A Quiet Place for Meditation in Thailand

I think there must be many people that are looking for a quiet place to meditate in Thailand – but they have no interest in attending a 10 day silent retreat, or any other guided retreat. These are most likely to be advanced meditators from various schools of meditation who are at a loss where to go to find a good place to meditate on their own.

I have an answer for you…

I too have been wondering about a place like this. I have considered numerous times, creating a place like this – but, time, money, and other obligations have proven bigger than my idea and if I want to meditate I just sit on the floor in a bedroom at my home, or at a local temple for a short while – but it is usually quite noisy.

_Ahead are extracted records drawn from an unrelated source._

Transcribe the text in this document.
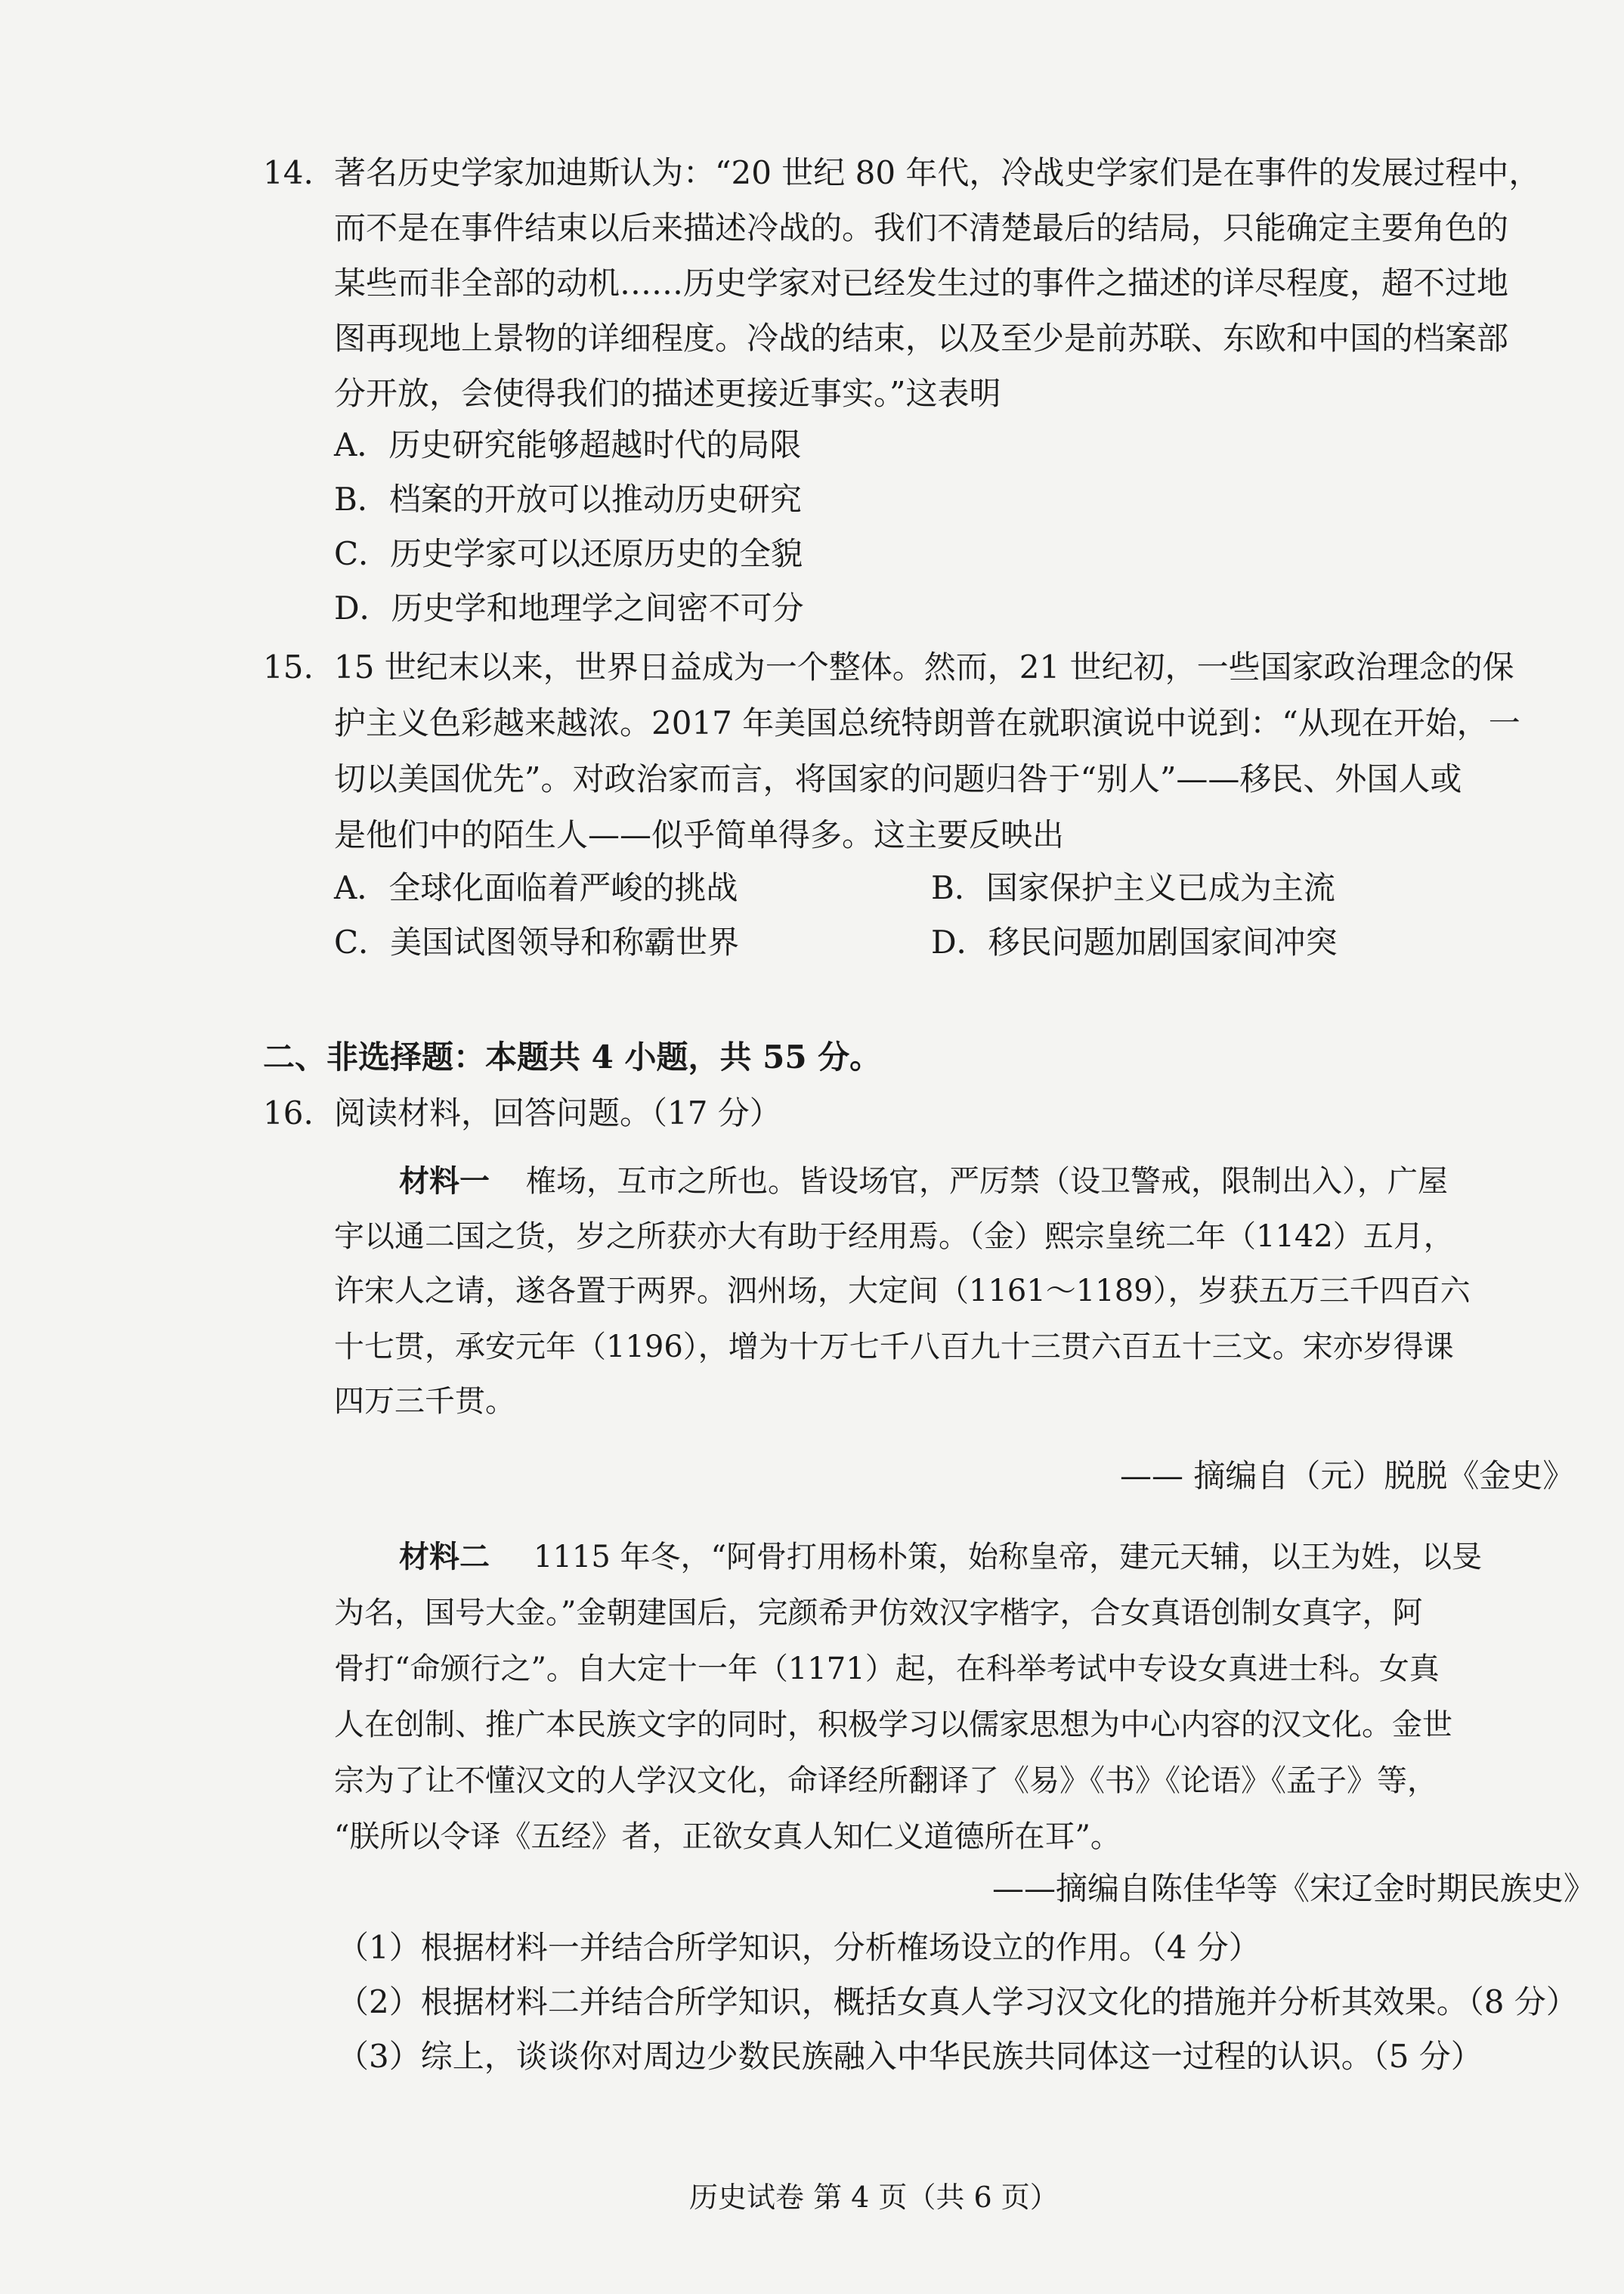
14. 著名历史学家加迪斯认为：“20 世纪 80 年代，冷战史学家们是在事件的发展过程中，
而不是在事件结束以后来描述冷战的。我们不清楚最后的结局，只能确定主要角色的
某些而非全部的动机……历史学家对已经发生过的事件之描述的详尽程度，超不过地
图再现地上景物的详细程度。冷战的结束，以及至少是前苏联、东欧和中国的档案部
分开放，会使得我们的描述更接近事实。”这表明
A．历史研究能够超越时代的局限
B．档案的开放可以推动历史研究
C．历史学家可以还原历史的全貌
D．历史学和地理学之间密不可分
15. 15 世纪末以来，世界日益成为一个整体。然而，21 世纪初，一些国家政治理念的保
护主义色彩越来越浓。2017 年美国总统特朗普在就职演说中说到：“从现在开始，一
切以美国优先”。对政治家而言，将国家的问题归咎于“别人”——移民、外国人或
是他们中的陌生人——似乎简单得多。这主要反映出
A．全球化面临着严峻的挑战	B．国家保护主义已成为主流
C．美国试图领导和称霸世界	D．移民问题加剧国家间冲突
二、非选择题：本题共 4 小题，共 55 分。
16. 阅读材料，回答问题。（17 分）
材料一 榷场，互市之所也。皆设场官，严厉禁（设卫警戒，限制出入），广屋
宇以通二国之货，岁之所获亦大有助于经用焉。（金）熙宗皇统二年（1142）五月，
许宋人之请，遂各置于两界。泗州场，大定间（1161～1189），岁获五万三千四百六
十七贯，承安元年（1196），增为十万七千八百九十三贯六百五十三文。宋亦岁得课
四万三千贯。
—— 摘编自（元）脱脱《金史》
材料二 1115 年冬，“阿骨打用杨朴策，始称皇帝，建元天辅，以王为姓，以旻
为名，国号大金。”金朝建国后，完颜希尹仿效汉字楷字，合女真语创制女真字，阿
骨打“命颁行之”。自大定十一年（1171）起，在科举考试中专设女真进士科。女真
人在创制、推广本民族文字的同时，积极学习以儒家思想为中心内容的汉文化。金世
宗为了让不懂汉文的人学汉文化，命译经所翻译了《易》《书》《论语》《孟子》等，
“朕所以令译《五经》者，正欲女真人知仁义道德所在耳”。
——摘编自陈佳华等《宋辽金时期民族史》
（1）根据材料一并结合所学知识，分析榷场设立的作用。（4 分）
（2）根据材料二并结合所学知识，概括女真人学习汉文化的措施并分析其效果。（8 分）
（3）综上，谈谈你对周边少数民族融入中华民族共同体这一过程的认识。（5 分）
历史试卷 第 4 页（共 6 页）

For years I’ve wanted to find someplace to go for a couple of days to meditate on my own schedule.

Finally I found it. I just happened to read further on a website I’ve visited often, and there it was…

At Wat Suan Mokkhabalarama in Chaiya, Thailand (southern Thailand just north of Surat Thani province) it is possible to stay at the Thai side of Suan Mokkh (the original “main” Suan Mokkh temple), for a few days and practice meditation on your own schedule.

It’s funny, but the option to do so must have been there for years, and I just never saw it mentioned anywhere. So, I’m writing this so you can see it too!

I’ll be planning a stay there for a couple of days for some sitting and walking meditation. If anyone would like to go at the same time and meet up there – great, just let me know.

I will probably leave the car here for my family, and just take the motorbike.

If you have any questions about anything before you go – just write me at: and I’ll respond quickly.

Here’s a brief rundown of what they offer at Suan Mokkh:

Dormitory – there are separate mens and women’s dorms.  These are basic, and I think they are small rooms for women and open dorm for men, with a mosquito net, mat to lay on. I have not been inside the dorms yet – but will post photos and better description after I return. Temperatures during April – December are hot and I am not sure if they offer a fan or not. January through March is fairly nice at night – best temperature for the year. I don’t think they have blankets, but meditation cushions and maybe towels would be available.

Restroom – Sinks – Bathing – There are communal sinks to wash and brush teeth, and showering is done by splashing water from a very large clay jar. Restrooms are all located outside the dorms and are very basic. They are sit down toilets – western style, not the squat overs you see some places in Thailand.

Meditation Facilities – There are a number of buildings that can be used for meditation at Suan Mokkh. Some are meditation halls in the middle of the forest, with few sounds. Others are closer to the highway and trucks can be faintly heard passing. There are also kilometers of dirt trails (almost roads) where walking meditation can be done. It is quite peaceful at Suan Mokkh and you probably won’t have to deal with people talking much at all. The sounds of nature fill the air in the forest – cicadas, frogs, birds, wind.

Library – There is a basement library filled with rare meditation books in English that you might enjoy. I found some great books there on my last visit. If you are staying in the dorms you can check out the books, there is a nun (magee in Thai) that will help you.

Food – Outside the front gate are a couple of Thai food ‘restaurants’ that offer various southern curries over rice. Most dishes are spicy, but there are a couple that are not. There are a number of small convenience type shops where cold drinks and other snacks can be bought as well. If you want different food, a short trip up to Chaiya city can give you many more options. If I happen to be there at the same time you are staying, I will probably be making food runs on the motorbike occasionally.

Meditation Instruction – There is no meditation instruction offered at this location – everyone speaks Thai.